Today, there is not a lot of visibility of indigenous people and black people in Latin America. Popular television shows and films center casts, roles, and narratives on people of European descent. So what we see on our screens are people who are of lighter skin. Meanwhile, brown and black people in Latin America are positioned in lesser roles in cinema, which contributes to their erasure. The critically acclaimed film, Roma, is one example in which an indigenous woman is recognized for her work as a leading actor but even then, Yalitza Aparicio has faced a lot of anti-indigenous racism.

In the U.S., we see the erasure of Afro-Latinx people who sit at the intersections of race and ethnicity. The imposed Latino pan-ethnic identity makes us think that there is a single Latinx or black experience. The internalized racism within marginalized groups not only harms what we’re capable of and limits our understanding of race and ethnicity and how it is created, but it is also violent. Latinx people who can be closer to whiteness because of race or class, do so at the expense of black and brown people. Given the real terror and violence implicated through white supremacist people and policies, we need to recognize and name how we participate in recreating oppression.

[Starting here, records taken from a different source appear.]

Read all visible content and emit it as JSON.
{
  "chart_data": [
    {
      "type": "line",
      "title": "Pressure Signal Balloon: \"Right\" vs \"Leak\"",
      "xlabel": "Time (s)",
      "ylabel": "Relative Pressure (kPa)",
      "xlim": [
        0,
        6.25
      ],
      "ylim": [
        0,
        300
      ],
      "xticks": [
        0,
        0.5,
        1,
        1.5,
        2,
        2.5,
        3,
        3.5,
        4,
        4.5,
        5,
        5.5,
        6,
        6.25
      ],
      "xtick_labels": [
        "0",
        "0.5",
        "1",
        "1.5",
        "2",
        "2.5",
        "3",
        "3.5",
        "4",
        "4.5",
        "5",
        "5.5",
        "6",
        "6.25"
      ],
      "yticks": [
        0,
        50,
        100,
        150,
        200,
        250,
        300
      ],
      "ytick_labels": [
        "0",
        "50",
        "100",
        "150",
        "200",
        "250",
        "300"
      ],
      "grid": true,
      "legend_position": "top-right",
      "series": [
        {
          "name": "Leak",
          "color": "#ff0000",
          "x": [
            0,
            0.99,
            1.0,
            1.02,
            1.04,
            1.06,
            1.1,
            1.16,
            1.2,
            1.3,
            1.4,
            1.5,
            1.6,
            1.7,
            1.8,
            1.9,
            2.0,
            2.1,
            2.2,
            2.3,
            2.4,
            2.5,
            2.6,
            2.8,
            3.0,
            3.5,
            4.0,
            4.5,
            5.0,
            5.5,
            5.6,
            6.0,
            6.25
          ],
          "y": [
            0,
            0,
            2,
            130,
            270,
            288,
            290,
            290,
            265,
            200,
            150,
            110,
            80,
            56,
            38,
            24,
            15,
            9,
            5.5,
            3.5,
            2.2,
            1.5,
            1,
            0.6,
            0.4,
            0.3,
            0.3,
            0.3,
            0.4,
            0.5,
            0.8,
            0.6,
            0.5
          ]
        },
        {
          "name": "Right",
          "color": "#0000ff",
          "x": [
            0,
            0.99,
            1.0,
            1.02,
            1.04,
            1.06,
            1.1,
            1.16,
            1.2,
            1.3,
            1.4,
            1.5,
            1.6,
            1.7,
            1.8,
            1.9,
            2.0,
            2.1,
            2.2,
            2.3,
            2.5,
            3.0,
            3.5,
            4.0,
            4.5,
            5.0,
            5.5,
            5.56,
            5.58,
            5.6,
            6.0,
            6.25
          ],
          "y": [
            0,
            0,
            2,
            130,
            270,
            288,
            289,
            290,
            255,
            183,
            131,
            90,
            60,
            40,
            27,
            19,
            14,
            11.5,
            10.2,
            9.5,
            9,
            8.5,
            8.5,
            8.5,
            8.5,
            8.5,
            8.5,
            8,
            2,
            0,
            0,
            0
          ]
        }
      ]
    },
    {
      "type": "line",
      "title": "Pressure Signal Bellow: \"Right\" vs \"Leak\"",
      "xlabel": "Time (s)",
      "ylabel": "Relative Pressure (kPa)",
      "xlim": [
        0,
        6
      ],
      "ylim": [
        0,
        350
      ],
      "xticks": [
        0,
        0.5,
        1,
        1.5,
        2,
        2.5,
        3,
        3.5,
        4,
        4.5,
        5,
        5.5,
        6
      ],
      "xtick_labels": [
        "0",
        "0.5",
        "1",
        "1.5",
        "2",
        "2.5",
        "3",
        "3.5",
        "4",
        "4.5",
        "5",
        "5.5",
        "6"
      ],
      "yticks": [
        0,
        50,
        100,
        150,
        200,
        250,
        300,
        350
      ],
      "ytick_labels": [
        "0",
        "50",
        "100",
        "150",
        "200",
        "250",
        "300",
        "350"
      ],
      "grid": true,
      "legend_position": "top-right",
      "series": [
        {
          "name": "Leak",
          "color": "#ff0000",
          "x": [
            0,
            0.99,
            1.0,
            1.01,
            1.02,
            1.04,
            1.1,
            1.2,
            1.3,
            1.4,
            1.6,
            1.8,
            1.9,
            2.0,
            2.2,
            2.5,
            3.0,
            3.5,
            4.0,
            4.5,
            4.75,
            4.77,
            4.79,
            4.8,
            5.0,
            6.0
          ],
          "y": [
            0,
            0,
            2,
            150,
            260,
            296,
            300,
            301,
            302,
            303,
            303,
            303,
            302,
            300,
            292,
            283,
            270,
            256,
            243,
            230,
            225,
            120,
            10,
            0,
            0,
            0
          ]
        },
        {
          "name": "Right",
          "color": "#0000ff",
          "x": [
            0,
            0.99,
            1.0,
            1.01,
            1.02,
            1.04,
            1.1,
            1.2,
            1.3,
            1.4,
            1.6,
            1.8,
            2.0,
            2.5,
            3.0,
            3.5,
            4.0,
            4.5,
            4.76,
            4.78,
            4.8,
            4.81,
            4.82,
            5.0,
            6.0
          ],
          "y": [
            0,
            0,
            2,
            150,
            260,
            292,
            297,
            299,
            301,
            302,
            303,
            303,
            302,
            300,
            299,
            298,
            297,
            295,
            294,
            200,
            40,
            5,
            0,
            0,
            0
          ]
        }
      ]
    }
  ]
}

Acknowledging how we all participate in oppressive structure is one step and actively working to dismantle these structures is another. We can even begin to identify and address these things in our daily lives by reading into the spaces that we engage in, the people we are around, and the voices that we listen to.

Aylen Mercado is a brown, queer, Latinx chingona and Memphian pursuing an Urban Studies and Latin American and Latinx Studies degree at Rhodes College.